Mrs Joanne Groves (Office for National Statistics) - Presenting Author
This study carried out at the Office for National Statistics (ONS), UK, is an investigation of the efficacy of AI to generate questionnaires that compare in clarity, respondent understanding and accuracy to those generated by human experts in the field of questionnaire design.
The aim is to evaluate the quality of AI-generated questionnaires, highlight potential risks and explore the possibility of integrating AI into the process of survey design to improve efficiency. The study compares two questionnaires intended to collect data to meet identical data requirements . One is generated through AI by an AI expert prompt writer who is not an expert in questionnaire design. The comparison survey is written by questionnaire design experts. The AI prompt writer and the questionnaire design experts worked separately from each other and the time it took to produce each questionnaire was measured.
The questionnaires will be compared, using an assessment tool based on good practice questionnaire design principles, by experts uninvolved in the initial stages . These experts will not know which questionnaire is which.
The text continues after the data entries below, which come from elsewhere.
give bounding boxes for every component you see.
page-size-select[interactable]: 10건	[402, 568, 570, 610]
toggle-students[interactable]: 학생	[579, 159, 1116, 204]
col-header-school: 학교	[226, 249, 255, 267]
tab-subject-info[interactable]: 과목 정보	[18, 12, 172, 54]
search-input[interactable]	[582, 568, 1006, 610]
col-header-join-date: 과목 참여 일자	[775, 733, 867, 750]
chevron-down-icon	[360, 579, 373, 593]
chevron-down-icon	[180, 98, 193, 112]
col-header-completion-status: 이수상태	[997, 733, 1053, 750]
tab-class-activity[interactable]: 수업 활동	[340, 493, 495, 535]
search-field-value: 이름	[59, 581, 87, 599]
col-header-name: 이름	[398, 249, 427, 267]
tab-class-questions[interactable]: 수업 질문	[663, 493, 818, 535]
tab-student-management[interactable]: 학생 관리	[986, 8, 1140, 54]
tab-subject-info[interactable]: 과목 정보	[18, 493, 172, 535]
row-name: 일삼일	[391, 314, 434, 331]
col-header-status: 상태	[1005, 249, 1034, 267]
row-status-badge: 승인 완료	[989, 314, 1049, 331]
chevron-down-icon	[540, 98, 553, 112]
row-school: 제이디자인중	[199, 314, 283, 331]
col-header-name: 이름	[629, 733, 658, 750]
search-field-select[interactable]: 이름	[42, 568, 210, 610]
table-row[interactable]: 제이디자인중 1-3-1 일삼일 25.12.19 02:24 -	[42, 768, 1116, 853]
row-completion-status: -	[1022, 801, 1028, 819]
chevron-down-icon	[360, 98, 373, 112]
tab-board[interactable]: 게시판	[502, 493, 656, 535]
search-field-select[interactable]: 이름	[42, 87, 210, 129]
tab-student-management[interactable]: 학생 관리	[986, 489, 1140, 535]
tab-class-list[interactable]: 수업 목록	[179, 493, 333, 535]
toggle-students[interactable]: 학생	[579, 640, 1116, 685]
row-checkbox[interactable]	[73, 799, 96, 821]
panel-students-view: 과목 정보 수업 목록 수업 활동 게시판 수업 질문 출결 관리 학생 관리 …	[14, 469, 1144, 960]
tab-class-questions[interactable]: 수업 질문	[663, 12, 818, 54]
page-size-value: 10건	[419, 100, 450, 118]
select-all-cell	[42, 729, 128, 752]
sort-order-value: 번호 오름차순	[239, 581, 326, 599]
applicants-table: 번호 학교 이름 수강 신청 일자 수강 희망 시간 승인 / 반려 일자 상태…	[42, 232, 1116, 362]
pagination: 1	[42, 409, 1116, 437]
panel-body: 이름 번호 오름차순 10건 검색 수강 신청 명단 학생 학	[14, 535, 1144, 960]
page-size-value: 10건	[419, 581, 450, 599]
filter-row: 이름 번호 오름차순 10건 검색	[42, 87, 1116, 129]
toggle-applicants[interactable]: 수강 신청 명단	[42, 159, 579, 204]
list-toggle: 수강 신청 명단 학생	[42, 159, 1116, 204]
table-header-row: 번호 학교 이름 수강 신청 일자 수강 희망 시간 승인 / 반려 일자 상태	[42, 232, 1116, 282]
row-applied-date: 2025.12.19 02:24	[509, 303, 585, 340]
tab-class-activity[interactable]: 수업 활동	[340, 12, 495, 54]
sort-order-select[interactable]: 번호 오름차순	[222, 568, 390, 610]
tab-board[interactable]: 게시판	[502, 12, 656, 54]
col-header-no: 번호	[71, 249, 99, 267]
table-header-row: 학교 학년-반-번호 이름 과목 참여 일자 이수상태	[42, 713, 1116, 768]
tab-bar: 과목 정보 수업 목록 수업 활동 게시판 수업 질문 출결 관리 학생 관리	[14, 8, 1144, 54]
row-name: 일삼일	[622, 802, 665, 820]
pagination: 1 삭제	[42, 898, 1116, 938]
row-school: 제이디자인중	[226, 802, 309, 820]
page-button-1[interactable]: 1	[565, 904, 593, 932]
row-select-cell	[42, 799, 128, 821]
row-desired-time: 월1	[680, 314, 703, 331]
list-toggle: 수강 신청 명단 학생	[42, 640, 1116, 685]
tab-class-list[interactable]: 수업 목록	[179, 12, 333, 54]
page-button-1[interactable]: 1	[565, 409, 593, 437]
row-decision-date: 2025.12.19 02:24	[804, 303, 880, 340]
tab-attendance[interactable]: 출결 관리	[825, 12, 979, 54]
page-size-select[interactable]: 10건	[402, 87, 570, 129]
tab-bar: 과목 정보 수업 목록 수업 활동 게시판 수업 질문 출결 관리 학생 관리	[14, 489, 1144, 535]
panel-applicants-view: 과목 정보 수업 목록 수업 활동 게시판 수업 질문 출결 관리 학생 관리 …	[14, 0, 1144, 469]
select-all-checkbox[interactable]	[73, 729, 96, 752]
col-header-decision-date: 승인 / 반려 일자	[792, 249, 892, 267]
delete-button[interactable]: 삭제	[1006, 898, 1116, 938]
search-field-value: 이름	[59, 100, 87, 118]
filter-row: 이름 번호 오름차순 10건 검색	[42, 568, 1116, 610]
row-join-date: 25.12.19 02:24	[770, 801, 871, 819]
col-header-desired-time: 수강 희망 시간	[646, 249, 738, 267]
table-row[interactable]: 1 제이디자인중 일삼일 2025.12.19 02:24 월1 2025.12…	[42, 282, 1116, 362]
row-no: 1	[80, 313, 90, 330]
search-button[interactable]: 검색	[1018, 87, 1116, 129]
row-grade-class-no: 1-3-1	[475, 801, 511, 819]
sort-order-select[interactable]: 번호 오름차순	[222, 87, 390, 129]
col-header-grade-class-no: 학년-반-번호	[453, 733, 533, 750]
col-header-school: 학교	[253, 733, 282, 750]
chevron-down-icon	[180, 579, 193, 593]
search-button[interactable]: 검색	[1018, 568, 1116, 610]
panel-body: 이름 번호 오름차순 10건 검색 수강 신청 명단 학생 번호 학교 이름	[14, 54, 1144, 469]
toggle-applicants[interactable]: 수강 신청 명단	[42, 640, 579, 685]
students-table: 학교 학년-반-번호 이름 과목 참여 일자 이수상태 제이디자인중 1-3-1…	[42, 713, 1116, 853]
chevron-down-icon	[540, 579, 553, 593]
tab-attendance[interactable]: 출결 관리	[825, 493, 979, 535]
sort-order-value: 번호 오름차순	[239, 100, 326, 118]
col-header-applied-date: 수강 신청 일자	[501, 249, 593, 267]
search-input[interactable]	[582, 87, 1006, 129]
Each questionnaire will be evaluated against various criteria and the better design for each criterion identified. A report will be drafted to inform wider work at the ONS on AI efficacy in the field of questionnaire design.
At the ESRA conference we will present the results of the comparison and comment on the differences between the AI generated questionnaire and the one generated by the questionnaire design experts.